Head coach Ben McAdoo and running back Paul Perkins assess the Giants' ground game:
EAST RUTHERFORD, N.J. – Ben McAdoo reiterated today that the NFL preseason does not correlate to what happens in the regular season.
"It's a different game," McAdoo said. "The games are played for different reasons. You're trying to evaluate your team, evaluate the players on your team."
Given that, perhaps the Giants rushing statistics through three preseason games mean nothing. But for a team that wanted to improve its ground game this year, they are noticeable.
The Giants have averaged 76.3 yards a game and 3.1 yards-per-carry. In the 2016 regular season, those numbers were 88.3 and 3.5. The Giants have played most of their offensive series without their starting linemen or back. Rookie Wayne Gallman leads the team with 22 carries and 76 yards. Paul Perkins, who is expected to start, has run for 46 yards on 17 attempts, and has the Giants' long run of 16 yards. And he is confident the numbers will improve when the games begin to count, on Sept. 10 in Dallas.
"It's just only a matter of time," Perkins said today. "We're just making steps in the right direction, continuing to progress, and I think we'll be in our stride for the regular season.
"Progress – that's the biggest thing for us. Coach's mantra is 1% better (every day), so I think we're definitely following that mantra."

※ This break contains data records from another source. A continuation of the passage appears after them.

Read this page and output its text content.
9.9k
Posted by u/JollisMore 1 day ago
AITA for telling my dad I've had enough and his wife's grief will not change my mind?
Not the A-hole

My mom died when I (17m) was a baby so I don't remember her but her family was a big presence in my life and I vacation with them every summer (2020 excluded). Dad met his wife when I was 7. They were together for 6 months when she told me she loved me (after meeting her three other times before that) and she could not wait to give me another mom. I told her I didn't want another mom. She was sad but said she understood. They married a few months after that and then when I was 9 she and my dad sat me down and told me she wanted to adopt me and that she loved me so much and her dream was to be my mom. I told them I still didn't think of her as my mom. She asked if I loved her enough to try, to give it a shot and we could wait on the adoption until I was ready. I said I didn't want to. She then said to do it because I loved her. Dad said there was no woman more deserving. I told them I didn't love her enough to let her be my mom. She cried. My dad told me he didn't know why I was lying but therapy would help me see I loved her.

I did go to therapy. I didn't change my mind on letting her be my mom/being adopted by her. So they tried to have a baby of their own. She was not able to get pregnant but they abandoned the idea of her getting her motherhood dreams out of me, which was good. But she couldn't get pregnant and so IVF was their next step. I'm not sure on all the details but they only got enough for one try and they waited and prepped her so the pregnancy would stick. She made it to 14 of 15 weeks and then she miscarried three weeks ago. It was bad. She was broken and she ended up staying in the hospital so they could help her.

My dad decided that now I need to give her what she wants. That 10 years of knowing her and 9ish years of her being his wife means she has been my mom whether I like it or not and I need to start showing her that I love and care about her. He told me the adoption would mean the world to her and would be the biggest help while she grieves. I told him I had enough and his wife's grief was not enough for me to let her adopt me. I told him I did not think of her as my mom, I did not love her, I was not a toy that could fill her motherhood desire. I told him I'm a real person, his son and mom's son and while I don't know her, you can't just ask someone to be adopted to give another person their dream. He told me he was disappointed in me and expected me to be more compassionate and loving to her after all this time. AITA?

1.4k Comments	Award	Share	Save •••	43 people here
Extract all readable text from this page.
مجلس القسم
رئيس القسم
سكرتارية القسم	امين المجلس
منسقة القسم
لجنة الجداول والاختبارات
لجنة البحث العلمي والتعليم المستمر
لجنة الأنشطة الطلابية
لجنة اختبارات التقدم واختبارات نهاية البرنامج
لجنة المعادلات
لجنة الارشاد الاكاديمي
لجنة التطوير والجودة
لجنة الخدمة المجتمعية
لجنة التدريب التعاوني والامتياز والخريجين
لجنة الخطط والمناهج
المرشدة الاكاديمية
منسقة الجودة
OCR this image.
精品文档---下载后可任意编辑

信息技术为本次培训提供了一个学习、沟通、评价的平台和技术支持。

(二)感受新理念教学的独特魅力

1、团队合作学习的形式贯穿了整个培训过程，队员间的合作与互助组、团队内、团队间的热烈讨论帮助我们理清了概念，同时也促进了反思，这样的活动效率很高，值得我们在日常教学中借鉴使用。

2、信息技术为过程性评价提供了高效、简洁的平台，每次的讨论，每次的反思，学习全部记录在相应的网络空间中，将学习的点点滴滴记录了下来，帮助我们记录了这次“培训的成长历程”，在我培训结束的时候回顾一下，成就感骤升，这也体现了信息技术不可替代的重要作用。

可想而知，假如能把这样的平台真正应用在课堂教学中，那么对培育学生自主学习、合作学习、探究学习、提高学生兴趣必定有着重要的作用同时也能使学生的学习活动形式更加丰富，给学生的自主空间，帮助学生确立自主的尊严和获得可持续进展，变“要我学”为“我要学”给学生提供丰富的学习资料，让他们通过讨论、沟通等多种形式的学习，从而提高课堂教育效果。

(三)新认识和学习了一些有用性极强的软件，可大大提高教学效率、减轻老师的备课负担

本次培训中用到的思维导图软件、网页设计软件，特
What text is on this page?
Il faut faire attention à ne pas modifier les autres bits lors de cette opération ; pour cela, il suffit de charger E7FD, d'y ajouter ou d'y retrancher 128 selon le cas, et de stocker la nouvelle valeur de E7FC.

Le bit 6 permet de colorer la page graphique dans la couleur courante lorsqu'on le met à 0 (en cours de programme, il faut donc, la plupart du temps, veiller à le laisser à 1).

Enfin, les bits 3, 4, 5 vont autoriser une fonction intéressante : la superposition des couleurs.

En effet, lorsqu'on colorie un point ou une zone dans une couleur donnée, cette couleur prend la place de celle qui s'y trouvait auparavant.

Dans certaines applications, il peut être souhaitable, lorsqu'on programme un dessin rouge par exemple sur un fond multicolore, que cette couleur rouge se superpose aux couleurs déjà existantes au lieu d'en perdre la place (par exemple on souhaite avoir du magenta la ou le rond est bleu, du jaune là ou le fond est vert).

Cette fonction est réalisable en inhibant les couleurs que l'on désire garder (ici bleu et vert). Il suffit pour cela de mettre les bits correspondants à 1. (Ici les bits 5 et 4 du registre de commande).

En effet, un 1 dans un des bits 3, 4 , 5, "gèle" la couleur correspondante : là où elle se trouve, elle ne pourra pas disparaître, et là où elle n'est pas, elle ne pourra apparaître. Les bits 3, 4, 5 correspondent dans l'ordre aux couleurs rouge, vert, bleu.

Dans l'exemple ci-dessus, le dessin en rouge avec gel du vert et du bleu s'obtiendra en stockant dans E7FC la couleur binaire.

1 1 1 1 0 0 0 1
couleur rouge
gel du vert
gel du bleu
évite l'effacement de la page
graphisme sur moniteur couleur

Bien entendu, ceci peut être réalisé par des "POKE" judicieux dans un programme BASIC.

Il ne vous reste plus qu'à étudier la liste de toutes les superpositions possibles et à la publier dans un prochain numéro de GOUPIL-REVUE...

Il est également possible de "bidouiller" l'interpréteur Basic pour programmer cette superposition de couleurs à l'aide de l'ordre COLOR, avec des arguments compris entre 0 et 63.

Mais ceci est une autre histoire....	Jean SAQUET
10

Perkins said he has seen where the Giants can improve when he watches tape. "Whether it's misreads from the running backs," he said, "or just the minor details that we can clean up, and help the offensive line improve their blocks."
The Giants will conclude their preseason Thursday night against the Patriots in New England, where most of the starters will play little or not at all. But Perkins said he will treat it like a "regular game. Film study, doing everything that I usually do. It's just a regular game - preseason or not."
Perkins rushed for 33 yards on six carries in the Giants' 32-31 victory against the Jets on Saturday night. McAdoo pegged the second-year pro as the starter early in the offseason. In response to a recent question, McAdoo said, "By no means have I lost confidence in Paul Perkins."
How does Perkins think he has performed?
"Like I said before, progress," he said. "I think we're really coming together, gelling together as a team, as an offense, and just the cohesiveness on the offensive side of the ball is coming together."
Seven-year veteran Shane Vereen, fourth-year pro Orleans Darkwa and Gallman, the Giants' fourth-round draft choice this year, are competing to be Perkins' top backup.
"I feel completely different from when I first got here," Gallman said. "I have a greater grasp on the playbook. I feel very comfortable out there. I am at the point now where I know the play, but sometimes I might think too much about what else I may have on the play, and I am learning to get over that, but that's just the next step."
Gallman is accustomed to a heavier workload. In his final two years at Clemson – including the 2016 national championship season - he had 515 carries (about 18 a game) for 2,660 yards and 30 touchdowns.
"I can only tell you it is pushing me to go out and practice harder, go out and play harder and prove myself," he said. "I am very impatient, but I am learning to be patient and know that when the time comes, I have to take my chance."
One teammate who is helping him is Perkins. A fifth-round draft choice last year, Perkins had to fight for carries in his rookie camp with Rashad Jennings, Vereen and Darkwa. He didn't start a game until the regular-season finale in Washington, where he had the Giants' lone 100-yard performance of the season. He understands Gallman's current predicament.
"Perk had to be patient a lot last year," Gallman said. "He was telling me I am in a better position than he was, but it's all about patience, just learning and doing the best I can on special teams, and just taking each and every day like I am a pro."
With all the backs sharing that attitude, the arrow could soon point up for the Giants' ground game.
"We have high expectations for ourselves," Perkins said. "If we keep a high ceiling like that, it could take all year. We want to be the best, so just continue to progress and learn from our mistakes."